I see that there are both a LPF and an HPF, so the first formula that comes into my mind is omega=1/RC. The problem is how to "relate" it to the op amp, can anyone help me?

All the best

File size:
21.8 KB
Views:
96
2. ### Laplace

1,252
184
Apr 4, 2010
So what is the DC gain of the amplifier? What component provides the feedback loop at DC? What is the high-frequency gain of the amplifier? What component provides the high frequency feedback loop? What components provide the feedback loop in the mid-band?
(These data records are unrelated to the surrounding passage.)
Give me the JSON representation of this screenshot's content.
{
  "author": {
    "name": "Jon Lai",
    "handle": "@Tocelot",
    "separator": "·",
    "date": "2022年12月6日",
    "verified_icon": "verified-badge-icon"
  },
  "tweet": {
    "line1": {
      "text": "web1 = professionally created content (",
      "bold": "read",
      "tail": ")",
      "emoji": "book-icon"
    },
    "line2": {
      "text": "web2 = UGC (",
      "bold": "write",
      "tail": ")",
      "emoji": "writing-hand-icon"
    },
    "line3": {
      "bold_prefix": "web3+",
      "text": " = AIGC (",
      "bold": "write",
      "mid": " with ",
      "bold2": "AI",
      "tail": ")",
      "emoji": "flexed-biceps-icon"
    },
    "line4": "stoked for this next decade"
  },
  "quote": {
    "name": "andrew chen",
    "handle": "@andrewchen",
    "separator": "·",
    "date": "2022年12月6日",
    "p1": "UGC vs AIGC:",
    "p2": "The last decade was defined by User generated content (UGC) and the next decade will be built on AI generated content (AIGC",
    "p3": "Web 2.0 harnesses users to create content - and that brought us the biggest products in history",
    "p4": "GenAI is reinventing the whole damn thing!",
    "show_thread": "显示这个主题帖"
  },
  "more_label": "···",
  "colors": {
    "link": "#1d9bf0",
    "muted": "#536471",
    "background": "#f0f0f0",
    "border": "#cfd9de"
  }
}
So it seems that there is a low-band and a 3 dB corner frequency coming out of the low-band, then a 20 dB/decade change in gain transitioning to the mid-band, a 3 dB corner frequency for entering the mid-band and another 3 dB corner frequency for leaving the mid-band, then a 20 dB/decade change in gain transitioning to the high-band, and finally a 3 dB corner frequency for entering the high-band.

For each of these four 3 dB corner frequencies, determine how each capacitor interacts with the resistor(s) or whether the capacitor can be considered a short or an open circuit at that corner frequency. Depending on which capacitor is shorted or open, the resistors might need to be considered as being in series or in parallel to determine the RC time constant of the corner frequency. Hint: the corner frequencies of the mid-band are the simplest to find.

3. ### duke37

5,364
769
Jan 9, 2011
I know nothing about Bode plots so cannot help with your question. I was however interested in the circuit which I had not seen before.

I simulated it with 5spice and it is a band pass filter in the audio range. Simple and effective. The 3dB points can be determined from the response curve.